A few people on the board know this already but in 2001, at age 38, I was diagnosed with a rare cancer (like 1 in 500K-1M people rare) -large tumor in the very center of my body along with two livermets. Medical people would look at me with "that look" -they're not supposed to show reaction like that but they're only human. It was a nightmare and the only escape I had was sleep. Then I'd wake up each day like we all do, thinking life is normal, and then begin to feel all the pain and realize the strong possibility of my own not-so-distant death.
To make a really long story short I was accepted into a clinical trial (just two weeks before it closed) for an experimental drug. My options were surgery (and it was basically inoperable) or the drug -nothing else works on this cancer, not chemo -nothing. Over a two year period, and so many doctor's appointments I literally lost count, it shrunk the tumors enough that it was operable. I had a 5 hour surgery last year with a number of complications and a LOT more pain, lost 30 some lbs (I'm 6' tall, weighed 167 before surgery) and was a ghost for about 4 months.

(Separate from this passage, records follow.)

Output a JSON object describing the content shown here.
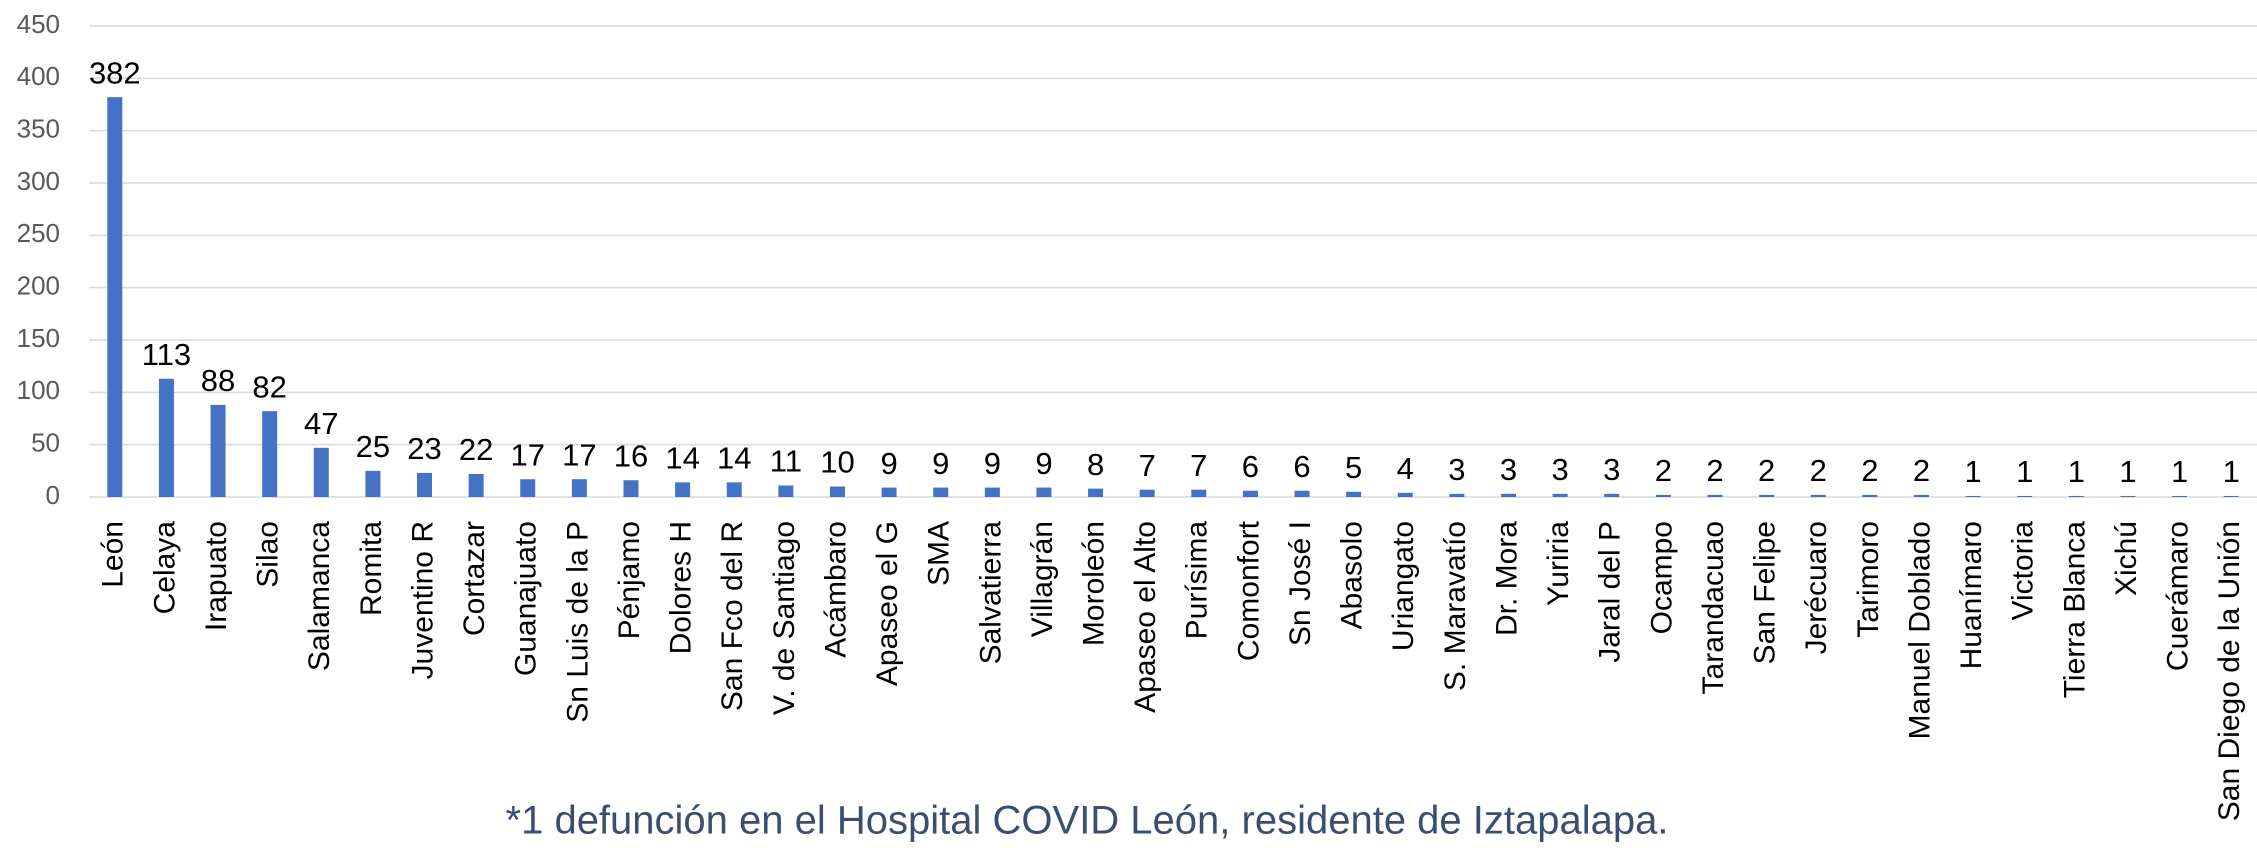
{
  "chart_data": {
    "type": "bar",
    "categories": [
      "León",
      "Celaya",
      "Irapuato",
      "Silao",
      "Salamanca",
      "Romita",
      "Juventino R",
      "Cortazar",
      "Guanajuato",
      "Sn Luis de la P",
      "Pénjamo",
      "Dolores H",
      "San Fco del R",
      "V. de Santiago",
      "Acámbaro",
      "Apaseo el G",
      "SMA",
      "Salvatierra",
      "Villagrán",
      "Moroleón",
      "Apaseo el Alto",
      "Purísima",
      "Comonfort",
      "Sn José I",
      "Abasolo",
      "Uriangato",
      "S. Maravatío",
      "Dr. Mora",
      "Yuriria",
      "Jaral del P",
      "Ocampo",
      "Tarandacuao",
      "San Felipe",
      "Jerécuaro",
      "Tarimoro",
      "Manuel Doblado",
      "Huanímaro",
      "Victoria",
      "Tierra Blanca",
      "Xichú",
      "Cuerámaro",
      "San Diego de la Unión"
    ],
    "values": [
      382,
      113,
      88,
      82,
      47,
      25,
      23,
      22,
      17,
      17,
      16,
      14,
      14,
      11,
      10,
      9,
      9,
      9,
      9,
      8,
      7,
      7,
      6,
      6,
      5,
      4,
      3,
      3,
      3,
      3,
      2,
      2,
      2,
      2,
      2,
      2,
      1,
      1,
      1,
      1,
      1,
      1
    ],
    "color": "#4472c4",
    "ylim": [
      0,
      450
    ],
    "yticks": [
      0,
      50,
      100,
      150,
      200,
      250,
      300,
      350,
      400,
      450
    ],
    "grid": true,
    "note": "*1 defunción en el Hospital COVID León, residente de Iztapalapa."
  }
}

People talk about others being "heroes" because they survived a disease, a horrific accident like yours, or something equally devastating. What they don't realize is whether the person lived or died, if they fought at all to live they're a hero. And if they lived it may only be they were luckier than the person who didn't, or it was God's plan for them, or both. I'm still trying to make sense of it all and see "the good" and figure out the reasons, but man it's tough some days.
Even though our experiences are very different I have similar feelings as you, so they may not be all due to your physical injuries. I have very little tolerance for people who make life difficult or hurt others due to their ignorance, selfishness or ego. I listen to people bitch about trivial crap and wonder what they would do if they really knew what problems were. I'm thankful I'm alive and actually pretty healthy now, but I'm not the same person I was before. I don't look or act like the happy person I was. I can see it in pictures, even if I'm smiling, and even my friends have commented on it. I have to take my drugs everyday and hope that I won't get bad news on one of my CT scans I have every three months (all "Clear" so far), so it will never really be over.
Hang tough (I know you will) and feel free to vent on the board or even pm/email me if you want. I tell myself that "Pain is temporary but quitting is forever." I'm glad you changed your board name because although this happened to you and affected you deeply -it doesn't define you -you are much greater than this.
The board should have a scar contest (like in the movie "Jaws") -if we had an xray contest I think you'd win. Here's two pics of me (with a BMW hat on) after surgery, NG tube was out but I had 6 other things hooked up to me,(prior to all the complications and major weight loss) -can't beat that morphine pump! -although coming off that always made me puke.
-thanks for sharing your story and letting me vent too.